Two of the US private equity groups thought to have been working on a bid to acquire a majority stake in Nokia Siemens Networks (NSN) have reportedly walked away from a deal. According to sources at the Financial Times (FT), KKR and TPG have backed away from bidding after “months” of studying NSN’s books. Their withdrawal leaves another private equity duo, the Gores Group and Platinum Equity, as the sole remaining bidding consortium for the joint venture between Finland’s Nokia and Germany’s Siemens. Nokia, KKR and TPG all declined to comment on the status of the sales talks, which are believed to have started last summer. However, Siemens told the FT that NSN remained “in constructive talks with several interested parties.” And Nokia spokesman Doug Dawson told Dow Jones Newswires: “As we have said earlier, there has been unsolicited interest in NSN and we continue to be in constructive talks with multiple parties.” NSN has “real momentum and innovation, and shareholder interests are aligned in building a strong and profitable company,” Dawson added.

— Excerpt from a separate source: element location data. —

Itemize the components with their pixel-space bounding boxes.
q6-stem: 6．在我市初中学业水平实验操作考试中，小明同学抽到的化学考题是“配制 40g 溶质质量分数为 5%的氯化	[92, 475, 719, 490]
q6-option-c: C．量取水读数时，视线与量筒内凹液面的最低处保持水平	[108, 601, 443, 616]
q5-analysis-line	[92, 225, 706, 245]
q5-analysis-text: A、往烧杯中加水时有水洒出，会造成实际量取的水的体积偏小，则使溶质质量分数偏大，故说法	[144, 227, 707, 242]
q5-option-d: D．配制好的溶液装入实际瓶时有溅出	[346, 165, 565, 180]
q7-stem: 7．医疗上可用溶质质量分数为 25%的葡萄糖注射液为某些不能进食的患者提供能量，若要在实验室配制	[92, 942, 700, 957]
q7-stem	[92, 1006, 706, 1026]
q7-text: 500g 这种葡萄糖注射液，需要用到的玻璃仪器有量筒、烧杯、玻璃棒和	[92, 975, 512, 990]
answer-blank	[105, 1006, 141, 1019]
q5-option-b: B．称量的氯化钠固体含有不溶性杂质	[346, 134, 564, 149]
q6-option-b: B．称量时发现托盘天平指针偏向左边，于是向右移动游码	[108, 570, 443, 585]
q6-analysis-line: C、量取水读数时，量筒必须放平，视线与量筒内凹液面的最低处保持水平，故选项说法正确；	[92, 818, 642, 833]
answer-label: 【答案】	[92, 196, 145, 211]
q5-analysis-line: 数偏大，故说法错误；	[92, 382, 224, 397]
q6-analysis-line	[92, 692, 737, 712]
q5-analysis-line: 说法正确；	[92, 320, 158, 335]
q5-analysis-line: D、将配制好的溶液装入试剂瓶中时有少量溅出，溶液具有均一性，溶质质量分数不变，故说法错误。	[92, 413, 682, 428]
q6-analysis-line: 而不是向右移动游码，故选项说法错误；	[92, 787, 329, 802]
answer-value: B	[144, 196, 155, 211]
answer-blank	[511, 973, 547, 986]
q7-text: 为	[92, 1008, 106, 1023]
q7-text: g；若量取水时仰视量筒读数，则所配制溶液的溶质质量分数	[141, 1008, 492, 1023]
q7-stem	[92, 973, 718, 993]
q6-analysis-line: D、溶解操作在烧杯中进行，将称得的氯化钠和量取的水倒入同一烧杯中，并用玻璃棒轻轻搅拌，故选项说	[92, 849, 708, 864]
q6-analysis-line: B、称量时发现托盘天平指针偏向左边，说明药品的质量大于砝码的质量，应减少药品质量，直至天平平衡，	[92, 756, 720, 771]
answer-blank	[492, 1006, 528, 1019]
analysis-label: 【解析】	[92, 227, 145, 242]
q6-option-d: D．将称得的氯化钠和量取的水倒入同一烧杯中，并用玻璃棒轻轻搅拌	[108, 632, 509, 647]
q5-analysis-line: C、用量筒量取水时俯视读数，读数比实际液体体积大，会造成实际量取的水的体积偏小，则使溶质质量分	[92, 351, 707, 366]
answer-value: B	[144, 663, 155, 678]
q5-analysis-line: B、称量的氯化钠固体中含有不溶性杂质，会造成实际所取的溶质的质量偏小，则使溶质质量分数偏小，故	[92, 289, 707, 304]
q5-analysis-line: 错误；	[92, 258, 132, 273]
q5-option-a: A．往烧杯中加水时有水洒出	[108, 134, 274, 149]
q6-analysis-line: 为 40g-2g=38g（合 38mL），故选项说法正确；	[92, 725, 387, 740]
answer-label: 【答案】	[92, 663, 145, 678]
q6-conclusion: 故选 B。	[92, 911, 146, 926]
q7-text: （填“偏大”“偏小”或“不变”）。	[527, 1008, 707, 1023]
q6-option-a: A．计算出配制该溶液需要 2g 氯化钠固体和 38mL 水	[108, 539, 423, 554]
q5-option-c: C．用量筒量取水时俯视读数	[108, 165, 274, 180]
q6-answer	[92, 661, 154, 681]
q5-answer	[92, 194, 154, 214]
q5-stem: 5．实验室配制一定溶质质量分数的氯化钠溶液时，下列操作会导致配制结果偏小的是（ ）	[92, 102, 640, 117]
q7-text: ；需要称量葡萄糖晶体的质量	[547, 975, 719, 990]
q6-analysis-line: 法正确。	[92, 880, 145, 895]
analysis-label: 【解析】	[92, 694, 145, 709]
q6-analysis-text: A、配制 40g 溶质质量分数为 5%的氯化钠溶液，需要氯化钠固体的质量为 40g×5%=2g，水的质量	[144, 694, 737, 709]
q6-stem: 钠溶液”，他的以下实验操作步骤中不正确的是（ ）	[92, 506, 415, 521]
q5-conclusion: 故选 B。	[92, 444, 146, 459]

According to the report, the waning interest in the firm is thought to be linked to the deepening crisis at Nokia, which analysts say has meant the Finnish firm had “not concentrated on the operational problems of NSN.” Nokia’s reluctance to act has led to growing frustration within Siemens. “NSN is bigger than some Dax companies but it is being managed as if it was a simple division within Nokia,” said one Siemens manager. Nokia owns a golden share in the joint venture and is represented on the board by four of the seven members. NSN is the world’s second-largest telecoms kit vendor (after Ericsson) but it has been loss making for much of its existence, losing EUR142 million in Q1 this year. If the sale to private equity does not come off, it is thought that the two owners will work towards an IPO of the company when their joint venture agreement comes to an end in 2013.